Le troisième champ de recherche interroge le métier d’agent de convivialité et sa formation. Quand on a commencé on ne savait pas quelles étaient les compétences nécessaires pour être agent, celles qui s’apprennent ou non, ni même le type de compétences que cela développait. Notre ambition ce n’est pas de limiter les agents de convivialité à nos bars, mais bel et bien d’en faire un métier à part entière.

L’espoir derrière cela est que les enseignements pour le Social Bar soient des enseignements partagés. Il y a aussi un objectif d’open sourcer tout ce que l’on apprend pour quiconque voudra en faire bon usage. Par exemple, la réflexion sur nos dispositifs de convivialité s’intéresse entre autres à la notion d’engagement.

Si l’on trouve des recettes pour que les gens s’engagent à interagir avec d’autres cela peut être utilisé dans plein de contextes différents de manière très vertueuse (dans le domaine de la solidarité par exemple).

Comment le pôle R&D s’intègre concrètement dans la vie de l’entreprise ?

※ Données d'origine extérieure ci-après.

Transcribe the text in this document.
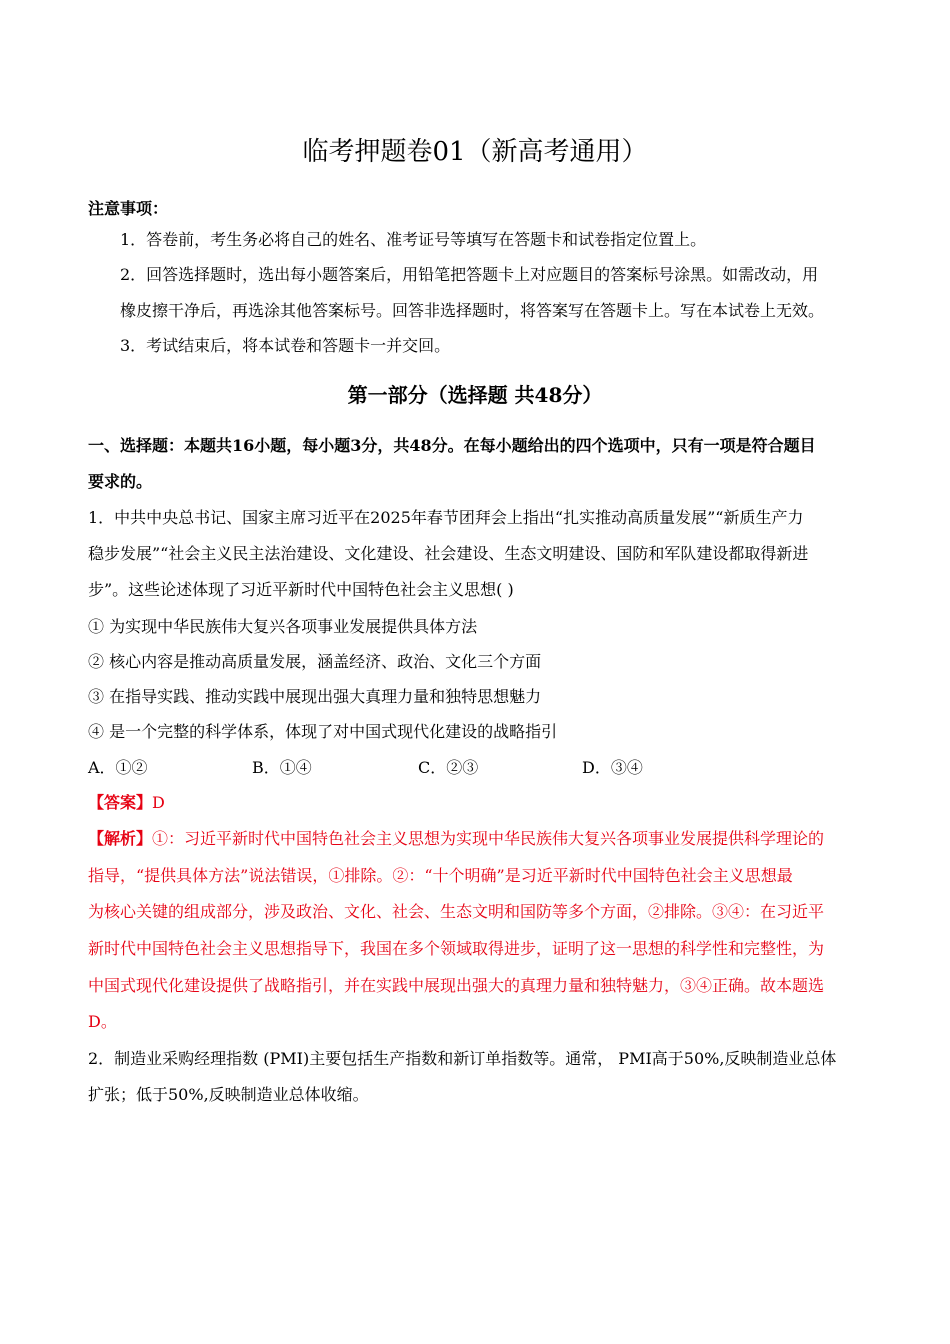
临考押题卷01（新高考通用）
注意事项：
1．答卷前，考生务必将自己的姓名、准考证号等填写在答题卡和试卷指定位置上。
2．回答选择题时，选出每小题答案后，用铅笔把答题卡上对应题目的答案标号涂黑。如需改动，用
橡皮擦干净后，再选涂其他答案标号。回答非选择题时，将答案写在答题卡上。写在本试卷上无效。
3．考试结束后，将本试卷和答题卡一并交回。
第一部分（选择题 共48分）
一、选择题：本题共16小题，每小题3分，共48分。在每小题给出的四个选项中，只有一项是符合题目
要求的。
1．中共中央总书记、国家主席习近平在2025年春节团拜会上指出“扎实推动高质量发展”“新质生产力
稳步发展”“社会主义民主法治建设、文化建设、社会建设、生态文明建设、国防和军队建设都取得新进
步”。这些论述体现了习近平新时代中国特色社会主义思想( )
① 为实现中华民族伟大复兴各项事业发展提供具体方法
② 核心内容是推动高质量发展，涵盖经济、政治、文化三个方面
③ 在指导实践、推动实践中展现出强大真理力量和独特思想魅力
④ 是一个完整的科学体系，体现了对中国式现代化建设的战略指引
A．①②	B．①④	C．②③	D．③④
【答案】D
【解析】①：习近平新时代中国特色社会主义思想为实现中华民族伟大复兴各项事业发展提供科学理论的
指导，“提供具体方法”说法错误，①排除。②：“十个明确”是习近平新时代中国特色社会主义思想最
为核心关键的组成部分，涉及政治、文化、社会、生态文明和国防等多个方面，②排除。③④：在习近平
新时代中国特色社会主义思想指导下，我国在多个领域取得进步，证明了这一思想的科学性和完整性，为
中国式现代化建设提供了战略指引，并在实践中展现出强大的真理力量和独特魅力，③④正确。故本题选
D。
2．制造业采购经理指数 (PMI)主要包括生产指数和新订单指数等。通常， PMI高于50%,反映制造业总体
扩张；低于50%,反映制造业总体收缩。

On avait envie que ce pôle R&D ne soit pas isolé dans l’entreprise. Ce qui peut arriver malheureusement. On a donc fait en sorte que nos chercheurs ne soient pas dans une tour d’ivoire et que cela puisse infuser au quotidien et que ça nous serve au quotidien. Ils sont par exemple impliqués dans le développement de l’offre de formation de notre Ecole de la convivialité, participent à la vie de chaque pôle.

La R&D permet de s’adresser à des chercheurs qui apportent un regard extérieur. Nous sommes très portés sur la recherche action ; ce qui est intéressant c’est l’aller-retour permanent entre le terrain, la vision stratégique des dirigeants et les chercheurs. Cette forme de rotation est extrêmement riche. L’ensemble des équipes du Social Bar sont impliquées dans la démarche R&D, de différentes manières : elles font remonter des données, les problèmes auxquels ils sont confrontés et que la R&D peut aider à résoudre, elles apportent leur regard d’experts sur certains sujets. Bref c’est un travail collaboratif qui nécessite de construire des outils et des modalités de fonctionnement communs.

Quels sont les objectifs R&D pour cette année ?

Nous avons pour objectif cette année de créer une vraie culture de la convivialité en entreprise car il est clair que c’est un facteur d’engagement. Pour cela il est nécessaire de créer des indicateurs spécifiques. Aucun indicateur de convivialité en entreprise n’existe par exemple, ni même de l’impact de cette convivialité et pourtant pour beaucoup de sociétés la convivialité est devenue une valeur clé.

Si l’on veut faire un réel travail de plaidoyer, de conviction auprès des acteurs publics, auprès des grandes entreprises, bref de tous ceux qui sont en capacité d’engager un changement systémique, on est obligé de leur prouver l’impact de la convivialité. Et pour cela il faut des indicateurs adaptés, pertinents et scientifiquement éprouvés. C’est aussi cela l’intérêt de notre pôle R&D : convaincre des acteurs qui temps qu’ils n’auront pas des chiffres devant les yeux ne se décideront pas à agir.

On entend de plus en plus de penseurs du futur nous alerter sur le fait que l’on va vers un monde avec de moins en moins de ressources, beaucoup disent que ce n’est pas ça le plus grave, le plus grave c’est d’aller vers ce monde-là avec des attitudes très individualistes et que c’est cela qui va créer des difficultés. Le lien social qui se distend, qui disparait. Comment redonner du sens au vivre ensemble ? C’est sans doute l’objectif numéro un de notre pôle R&D.